Schleswig-Holstein:Erst reden, dann suchen

Wohin mit dem Atommüll? In Kiel beginnt eine Informations-Tour zur Fahndung nach einem Endlager, die beim skeptischen Volk Vertrauen schaffen soll.

Von Peter Burghardt, Kiel

Irgendwo muss das höllische Zeug eines Tages hin, so viel steht fest. "Endlager gesucht", steht auf einer gelben Leinwand, darum geht's. Das wissen alle der Wissenschaftler, Funktionäre, Honoratioren und gewöhnlichen Neugierigen, die an diesem Mittwochabend in diesem Saal im Kieler Landeshaus sitzen, obwohl draußen das Wetter so schön ist. Drinnen steht die Frage auf dem Programm, wo Deutschlands Atommüll landen soll.

Der Mann, der als oberste Instanz diese existenzielle Suche leiten soll, ist ein 61 Jahre alter Lübecker, Mitglied der Grünen: Wolfram König, früher Präsident des Bundesamtes für Strahlenschutz und nun Präsident des Bundesamtes für kerntechnische Entsorgungssicherheit, kurz BfE - "fürchterliches Wort", findet er. König beaufsichtigt ein "Thema, das nicht immer mit Freude versehen ist, aber gelöst werden muss", wie er es nennt. Denn Deutschland braucht ein Endlager und will es in Deutschland entdecken, nicht im Ausland, auch wenn es niemand gerne in seiner Nähe haben will, wie vor allem die jahrelangen Proteste in Gorleben illustrierten.

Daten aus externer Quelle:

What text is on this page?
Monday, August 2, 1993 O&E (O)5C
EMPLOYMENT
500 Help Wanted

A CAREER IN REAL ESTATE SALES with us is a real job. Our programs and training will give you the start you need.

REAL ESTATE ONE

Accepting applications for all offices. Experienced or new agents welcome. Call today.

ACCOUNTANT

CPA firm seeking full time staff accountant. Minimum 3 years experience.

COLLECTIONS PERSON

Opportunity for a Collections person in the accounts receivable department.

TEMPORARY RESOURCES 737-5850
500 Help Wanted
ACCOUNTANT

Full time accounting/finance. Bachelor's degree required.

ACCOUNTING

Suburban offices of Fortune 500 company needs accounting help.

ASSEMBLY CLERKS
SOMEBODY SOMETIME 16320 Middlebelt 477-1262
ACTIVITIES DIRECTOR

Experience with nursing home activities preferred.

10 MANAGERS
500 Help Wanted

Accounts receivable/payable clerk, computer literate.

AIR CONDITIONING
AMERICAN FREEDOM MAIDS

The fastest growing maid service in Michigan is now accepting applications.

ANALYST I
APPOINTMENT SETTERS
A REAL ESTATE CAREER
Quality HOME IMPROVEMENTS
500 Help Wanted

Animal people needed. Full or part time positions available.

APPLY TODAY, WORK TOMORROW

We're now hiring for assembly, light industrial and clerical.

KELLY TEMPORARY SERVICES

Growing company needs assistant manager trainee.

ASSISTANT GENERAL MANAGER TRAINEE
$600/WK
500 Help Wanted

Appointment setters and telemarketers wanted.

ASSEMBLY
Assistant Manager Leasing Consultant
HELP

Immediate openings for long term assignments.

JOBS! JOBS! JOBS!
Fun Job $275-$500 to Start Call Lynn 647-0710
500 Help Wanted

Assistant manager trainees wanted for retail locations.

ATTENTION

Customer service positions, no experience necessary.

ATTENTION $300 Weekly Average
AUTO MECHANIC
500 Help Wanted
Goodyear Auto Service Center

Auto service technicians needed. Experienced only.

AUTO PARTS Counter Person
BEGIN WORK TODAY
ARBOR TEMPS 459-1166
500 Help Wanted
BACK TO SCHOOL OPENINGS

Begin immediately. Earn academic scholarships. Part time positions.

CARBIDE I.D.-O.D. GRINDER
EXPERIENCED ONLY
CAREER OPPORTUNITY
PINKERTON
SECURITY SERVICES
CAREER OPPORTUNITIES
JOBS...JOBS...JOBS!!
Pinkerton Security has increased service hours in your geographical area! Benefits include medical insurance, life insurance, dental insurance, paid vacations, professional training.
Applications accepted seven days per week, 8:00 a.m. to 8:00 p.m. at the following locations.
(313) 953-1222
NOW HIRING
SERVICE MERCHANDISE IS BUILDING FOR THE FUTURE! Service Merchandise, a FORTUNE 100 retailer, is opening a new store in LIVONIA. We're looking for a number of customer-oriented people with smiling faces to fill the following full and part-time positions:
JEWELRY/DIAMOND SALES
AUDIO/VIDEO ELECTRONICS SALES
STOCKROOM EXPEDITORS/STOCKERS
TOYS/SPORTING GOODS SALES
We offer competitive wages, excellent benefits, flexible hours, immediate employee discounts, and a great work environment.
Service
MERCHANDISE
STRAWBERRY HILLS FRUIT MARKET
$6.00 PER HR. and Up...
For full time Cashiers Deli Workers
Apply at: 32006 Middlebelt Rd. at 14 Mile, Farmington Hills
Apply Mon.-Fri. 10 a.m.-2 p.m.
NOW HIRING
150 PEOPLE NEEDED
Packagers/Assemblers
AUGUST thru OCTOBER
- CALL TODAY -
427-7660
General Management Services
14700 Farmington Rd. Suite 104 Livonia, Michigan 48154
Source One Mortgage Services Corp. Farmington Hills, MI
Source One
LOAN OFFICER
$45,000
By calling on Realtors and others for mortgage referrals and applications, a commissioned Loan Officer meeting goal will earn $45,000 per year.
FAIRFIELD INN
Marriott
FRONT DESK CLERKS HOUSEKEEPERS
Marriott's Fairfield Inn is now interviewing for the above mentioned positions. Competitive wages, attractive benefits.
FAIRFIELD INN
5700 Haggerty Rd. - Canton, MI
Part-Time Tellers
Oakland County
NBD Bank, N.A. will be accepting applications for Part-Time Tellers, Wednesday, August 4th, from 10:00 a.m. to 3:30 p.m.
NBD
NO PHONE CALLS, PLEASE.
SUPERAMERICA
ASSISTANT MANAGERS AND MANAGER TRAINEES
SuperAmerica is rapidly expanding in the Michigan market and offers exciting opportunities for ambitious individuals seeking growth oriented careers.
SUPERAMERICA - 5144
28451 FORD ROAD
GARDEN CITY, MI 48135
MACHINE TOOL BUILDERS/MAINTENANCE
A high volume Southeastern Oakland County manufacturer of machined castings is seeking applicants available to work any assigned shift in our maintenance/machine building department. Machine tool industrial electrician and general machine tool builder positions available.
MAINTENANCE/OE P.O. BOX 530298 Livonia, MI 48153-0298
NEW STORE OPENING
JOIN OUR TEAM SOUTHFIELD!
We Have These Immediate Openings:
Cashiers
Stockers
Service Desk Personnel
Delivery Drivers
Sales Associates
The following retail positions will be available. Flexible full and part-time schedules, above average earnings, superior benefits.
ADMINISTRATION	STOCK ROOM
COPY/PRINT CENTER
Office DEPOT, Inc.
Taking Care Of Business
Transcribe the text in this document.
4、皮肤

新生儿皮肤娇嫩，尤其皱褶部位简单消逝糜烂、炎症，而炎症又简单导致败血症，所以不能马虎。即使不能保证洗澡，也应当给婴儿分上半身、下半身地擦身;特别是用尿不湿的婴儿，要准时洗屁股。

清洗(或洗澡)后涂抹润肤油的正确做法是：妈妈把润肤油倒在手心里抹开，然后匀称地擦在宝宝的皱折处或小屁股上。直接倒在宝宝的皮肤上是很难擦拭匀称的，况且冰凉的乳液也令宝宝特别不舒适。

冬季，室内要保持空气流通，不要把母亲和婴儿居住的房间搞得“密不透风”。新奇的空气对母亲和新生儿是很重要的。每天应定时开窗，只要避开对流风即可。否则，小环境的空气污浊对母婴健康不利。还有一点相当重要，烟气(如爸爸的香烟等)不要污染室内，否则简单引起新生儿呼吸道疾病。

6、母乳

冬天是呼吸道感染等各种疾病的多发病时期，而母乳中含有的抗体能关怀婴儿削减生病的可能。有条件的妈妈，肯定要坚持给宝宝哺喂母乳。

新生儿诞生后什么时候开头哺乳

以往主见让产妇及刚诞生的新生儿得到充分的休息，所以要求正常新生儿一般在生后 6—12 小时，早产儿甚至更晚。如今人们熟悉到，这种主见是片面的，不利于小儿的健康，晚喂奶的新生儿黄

So haben sich Politiker und Experten dieses BfE entschieden, durch die Republik zu touren und das skeptische Volk über den Suchvorgang zu informieren. Den Anfang macht also Norddeutschland, Schleswig-Holstein, wo noch ein Meiler am Netz ist (Brokdorf, bis 2021) und zwei schon abgeschaltet sind (Brunsbüttel und Krümmel) im Rahmen des nach der Katastrophe von Fukushima 2011 beschlossenen Atomausstiegs. "Nicht im Elfenbeinturm" will König sein und "Akzeptanz herstellen", das wird nicht ganz einfach.

1900 Behälter mit hoch radioaktivem Inhalt fallen bis 2022 an, sogenannte Castoren, auf Waggons verladen wäre das ein Zug von elf Kilometern Länge, wie das Publikum erfuhr. Es ist ein Jahrhundertprojekt, mehr noch: Am besten soll das Ergebnis eine Million Jahre lang halten, und die Castoren sollen notfalls 500 Jahre lang wieder herausgeholt werden können. Andererseits soll es schnell gehen: Bis 2031 will sich der Bundestag festlegen, bis 2050 die Einlagerung beginnen. Gefahndet wird nach einem "Ort, den man vergessen kann" (König), unter mindestens 300 Metern Gestein und umgeben von mindestens 100 Metern Tongestein, Steinsalz oder Stein wie Granit.

Ausgeschlossen sind nur Gebiete mit Vulkanismus, Erdbeben, Bergbau und dichter Besiedelung. Man habe bei der Suche aus den Fehlern von Gorleben und der Asse gelernt, so König. "Ich hoffe, wir kriegen dafür Vertrauen." Die Ablehnung eines bayerischen Endlagers in Bayerns Koalitionsvertrag hält er für ungeeignet, um das Vertrauen in ein faires Verfahren zu erhöhen. Dann meldet sich ein älterer Zuhörer: Er vermute, man werde zwölf Jahre lang suchen, an ausgewählter Stelle auf massiven Widerstand der Bevölkerung stoßen und wieder anfangen.